Tout en parlant, ils avaient laissé la route derrière eux et entraient dans la prairie qui, sous les arbres, s’allongeait tout autour de la chaumière du tisserand. Solitaire sur le flanc de la colline, elle y dominait le large horizon des sommets onduleux, des plaines vertes, des ravins boisés que mouillait la fraîcheur d’invisibles ruisselets, creusant, parmi les mousses, leur fin sillage.

Mais de cette beauté des choses qui, au premier regard, pénétrait Denise, si souvent qu’elle en eût joui déjà en ce lieu même, nul sûrement ne prenait souci à cette heure aux Gouttridos… Ni le tisserand qui, derrière sa petite fenêtre, travaillait sans jamais tourner la tête vers l’admirable paysage, courbé impassible sur son métier ; ni sa femme, absorbée comme lui par sa tâche, dans la pièce basse où s’épandait l’odeur forte des géromés empilés sur des claies, près du lit… Tous deux, enfermés dans l’humble monde de leur labeur quotidien, n’entrevoyaient rien au delà, ni au dehors, l’âme sans désir, la pensée muette, à peine distraits par la présence de ces étrangers qui venaient, pour une heure, leur demander l’ombre fraîche de leurs arbres ; indifférents à l’éclat de la gaieté des petits, dont les rires montaient, en sonorités claires, dans l’air chaud.

Toute rouge sous son grand chapeau de paille, tour à tour impatientée et amusée par les évolutions capricieuses des enfants autour d’elle, Mme Vanore s’affairait avec les gouvernantes dans les apprêts de leur goûter. Ils étaient une dizaine, fillettes et garçons, dont l’aîné se trouvait être Jean, qui employait ses quatorze ans à exciter les plus jeunes, malgré les prières de sa sœur, la sage Madeleine, et ses efforts pour maîtriser l’exubérance de Huguette, le numéro trois des Vanore, aussi garçon que son jumeau Robert.

— Denise ! voici Denise ! avaient clamé les voix enfantines à l’apparition de la jeune fille.

Car tous, elle les gâtait, l’âme tendre à ces petites créatures joyeuses ; et tous, en troupe folle, accouraient vers elle, entraînés par Huguette qui bondissait à sa rencontre, dans l’envolement soyeux de ses cheveux cuivrés, délivrant ainsi la pauvre Madeleine, dont l’exclamation trahit la détresse :

— Denise, heureusement, vous arrivez ! Vous allez savoir vous faire obéir, vous ! Ils ne m’écoutent pas !

— Vous voyez si vous étiez désirée, fit amicalement Mme Vanore, tellement qu’on surveillait votre arrivée ! Huguette vous avait aperçue de loin sur la route, flanquée d’un cavalier qu’elle prétendait être d’Astyèves.

— Parce que ? fit Denise avec un léger tressaillement.

La petite femme se mit à rire, tout en continuant à sortir des fruits d’un panier.

— Parce que, ce matin, mon mari, le voyant mis en goût par les perspectives alléchantes de notre lunch champêtre aux Gouttridos, l’a invité, en manière de plaisanterie, à venir en prendre sa part, si bon lui semblait.
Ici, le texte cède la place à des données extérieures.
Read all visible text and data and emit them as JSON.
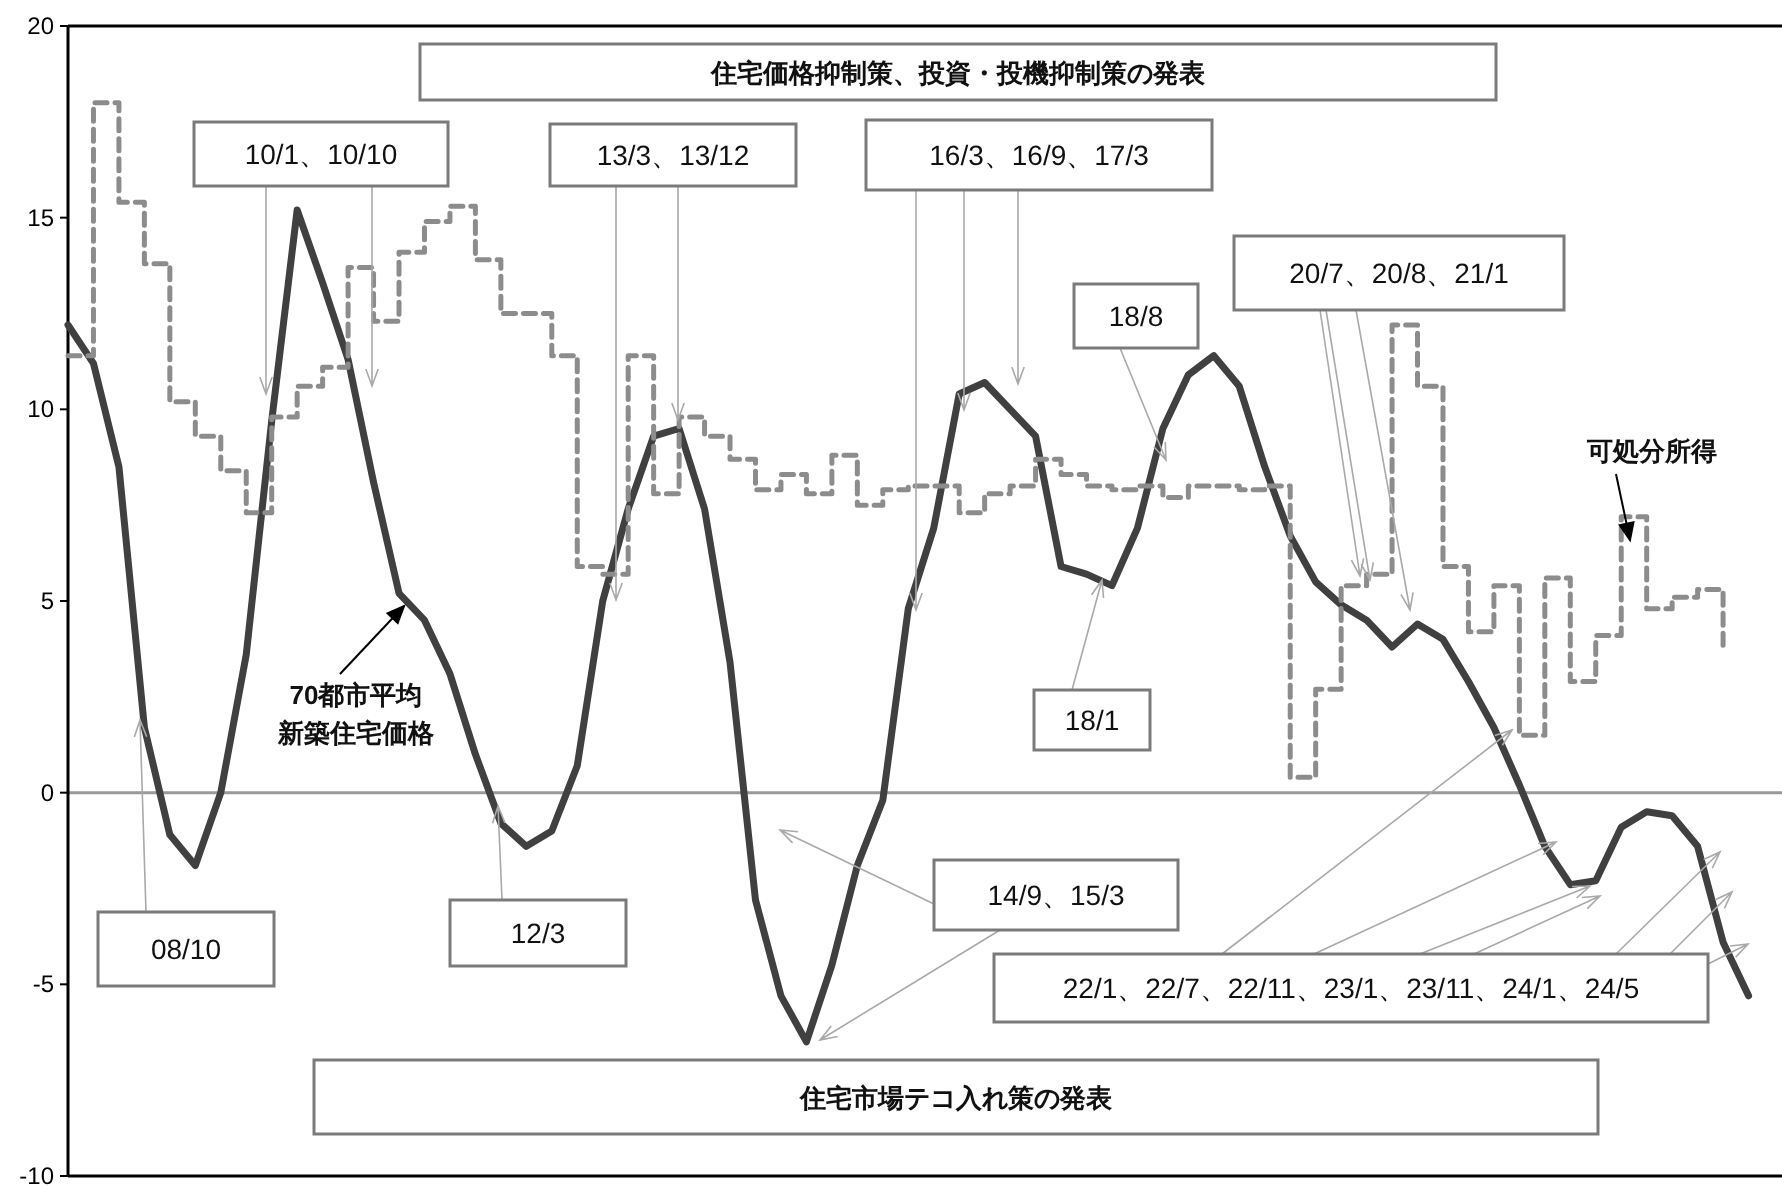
{
  "chart_data": {
    "type": "line",
    "categories": [
      null,
      null,
      null,
      null,
      null,
      null,
      null,
      null,
      null,
      null,
      null,
      null,
      null,
      null,
      null,
      null,
      null,
      null,
      null,
      null,
      null,
      null,
      null,
      null,
      null,
      null,
      null,
      null,
      null,
      null,
      null,
      null,
      null,
      null,
      null,
      null,
      null,
      null,
      null,
      null,
      null,
      null,
      null,
      null,
      null,
      null,
      null,
      null,
      null,
      null,
      null,
      null,
      null,
      null,
      null,
      null,
      null,
      null,
      null,
      null,
      null,
      null,
      null,
      null,
      null,
      null,
      null
    ],
    "series": [
      {
        "name": "70都市平均新築住宅価格",
        "line_style": "solid",
        "color": "#404040",
        "values": [
          12.2,
          11.2,
          8.5,
          1.7,
          -1.1,
          -1.9,
          0.0,
          3.6,
          9.7,
          15.2,
          13.3,
          11.3,
          8.1,
          5.2,
          4.5,
          3.1,
          1.0,
          -0.8,
          -1.4,
          -1.0,
          0.7,
          5.0,
          7.4,
          9.3,
          9.5,
          7.4,
          3.4,
          -2.8,
          -5.3,
          -6.5,
          -4.5,
          -1.9,
          -0.2,
          4.8,
          6.9,
          10.4,
          10.7,
          10.0,
          9.3,
          5.9,
          5.7,
          5.4,
          6.9,
          9.5,
          10.9,
          11.4,
          10.6,
          8.5,
          6.7,
          5.5,
          4.9,
          4.5,
          3.8,
          4.4,
          4.0,
          2.9,
          1.7,
          0.2,
          -1.4,
          -2.4,
          -2.3,
          -0.9,
          -0.5,
          -0.6,
          -1.4,
          -3.9,
          -5.3
        ]
      },
      {
        "name": "可処分所得",
        "type": "step",
        "line_style": "dashed",
        "color": "#8c8c8c",
        "values": [
          11.4,
          18.0,
          15.4,
          13.8,
          10.2,
          9.3,
          8.4,
          7.3,
          9.8,
          10.6,
          11.1,
          13.7,
          12.3,
          14.1,
          14.9,
          15.3,
          13.9,
          12.5,
          12.5,
          11.4,
          5.9,
          5.7,
          11.4,
          7.8,
          9.8,
          9.3,
          8.7,
          7.9,
          8.3,
          7.8,
          8.8,
          7.5,
          7.9,
          8.0,
          8.0,
          7.3,
          7.8,
          8.0,
          8.7,
          8.3,
          8.0,
          7.9,
          8.0,
          7.7,
          8.0,
          8.0,
          7.9,
          8.0,
          0.4,
          2.7,
          5.4,
          5.7,
          12.2,
          10.6,
          5.9,
          4.2,
          5.4,
          1.5,
          5.6,
          2.9,
          4.1,
          7.2,
          4.8,
          5.1,
          5.3,
          3.8,
          null
        ]
      }
    ],
    "ylim": [
      -10,
      20
    ],
    "yticks": [
      {
        "value": -10,
        "label": "-10"
      },
      -5,
      0,
      5,
      10,
      15,
      20
    ],
    "ref_lines": [
      {
        "axis": "y",
        "value": 0,
        "color": "#9a9a9a"
      }
    ],
    "annotations": [
      "住宅価格抑制策、投資・投機抑制策の発表",
      "10/1、10/10",
      "13/3、13/12",
      "16/3、16/9、17/3",
      "18/8",
      "20/7、20/8、21/1",
      "08/10",
      "12/3",
      "18/1",
      "14/9、15/3",
      "22/1、22/7、22/11、23/1、23/11、24/1、24/5",
      "住宅市場テコ入れ策の発表"
    ]
  }
}
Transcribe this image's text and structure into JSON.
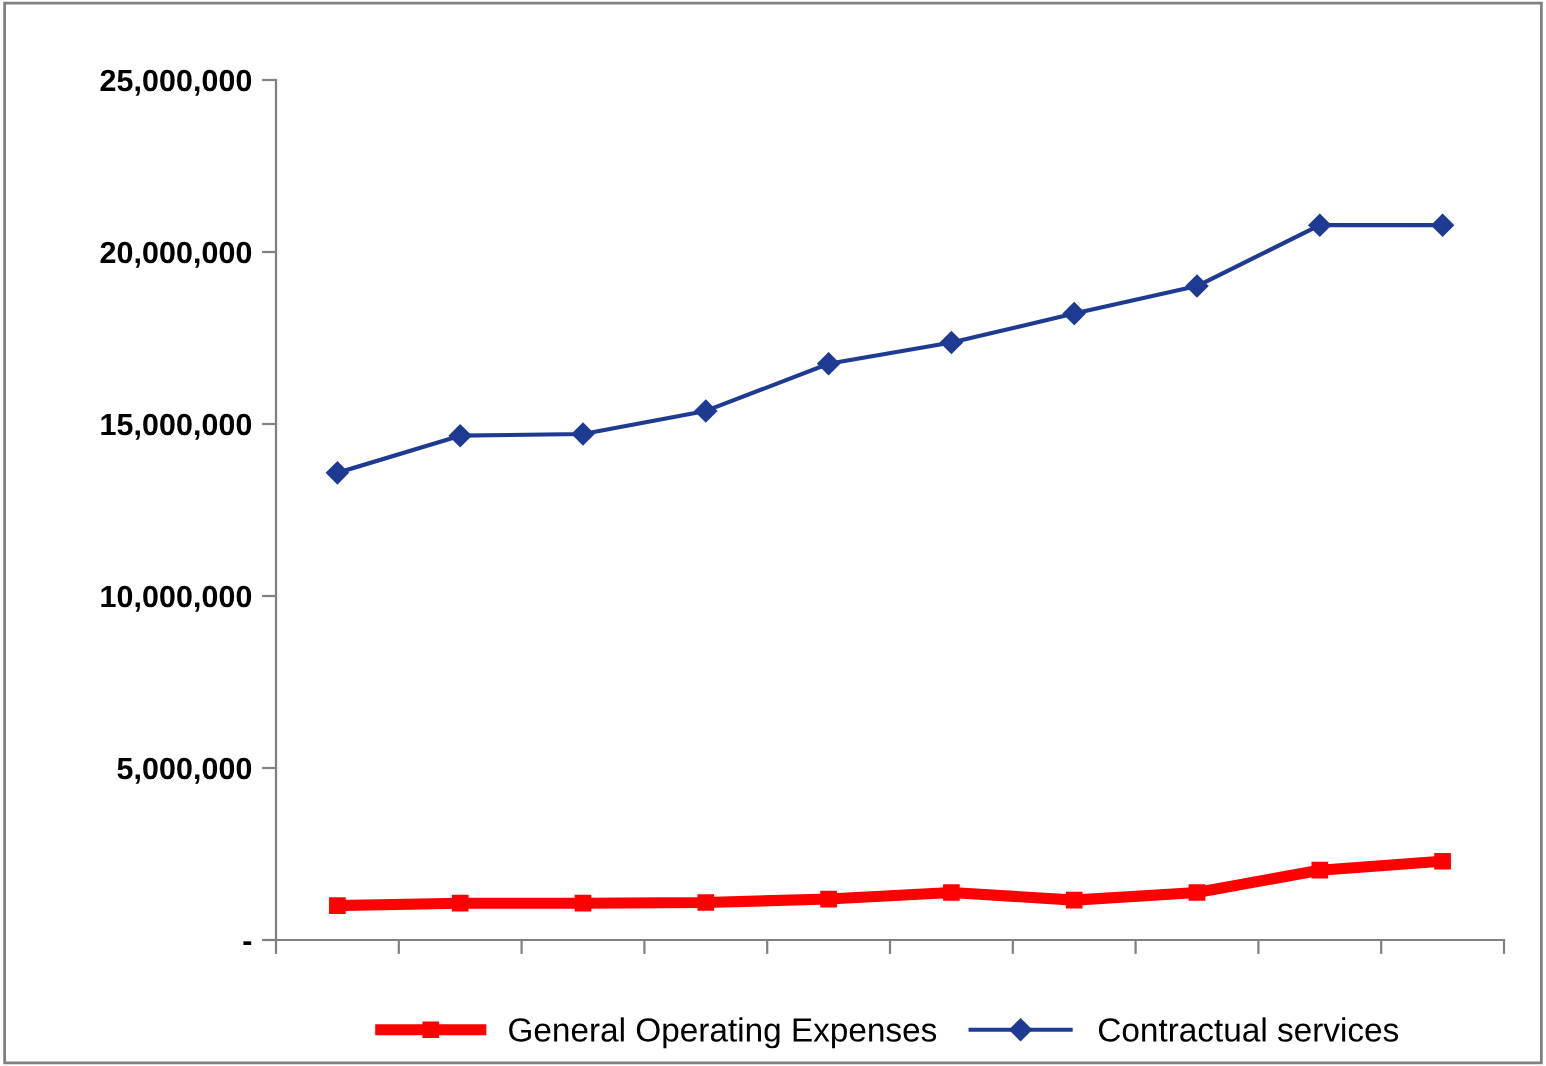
{
  "chart_data": {
    "type": "line",
    "categories": [
      null,
      null,
      null,
      null,
      null,
      null,
      null,
      null,
      null,
      null
    ],
    "series": [
      {
        "name": "General Operating Expenses",
        "color": "#ff0000",
        "marker": "square",
        "values": [
          1000000,
          1070000,
          1070000,
          1090000,
          1190000,
          1380000,
          1160000,
          1380000,
          2030000,
          2290000
        ]
      },
      {
        "name": "Contractual services",
        "color": "#1f3a93",
        "marker": "diamond",
        "values": [
          13580000,
          14660000,
          14710000,
          15380000,
          16750000,
          17370000,
          18210000,
          19010000,
          20780000,
          20780000
        ]
      }
    ],
    "ylim": [
      0,
      25000000
    ],
    "yticks": [
      {
        "value": 0,
        "label": "-"
      },
      {
        "value": 5000000,
        "label": "5,000,000"
      },
      {
        "value": 10000000,
        "label": "10,000,000"
      },
      {
        "value": 15000000,
        "label": "15,000,000"
      },
      {
        "value": 20000000,
        "label": "20,000,000"
      },
      {
        "value": 25000000,
        "label": "25,000,000"
      }
    ],
    "grid": false,
    "legend": "bottom",
    "line_style": "solid"
  }
}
Et je crois que bon lui semblera ; notre société ne paraissant pas trop lui déplaire !

Denise ne répondit pas. Un sentiment bizarre d’impatience et de plaisir l’énervait soudain ; et, à peine, elle entendit Charles Grisel s’écrier gaiement :

— Je suis, en vérité, très flatté d’avoir été pris, par les bons yeux de Huguette, pour l’élégant Bertrand d’Astyèves !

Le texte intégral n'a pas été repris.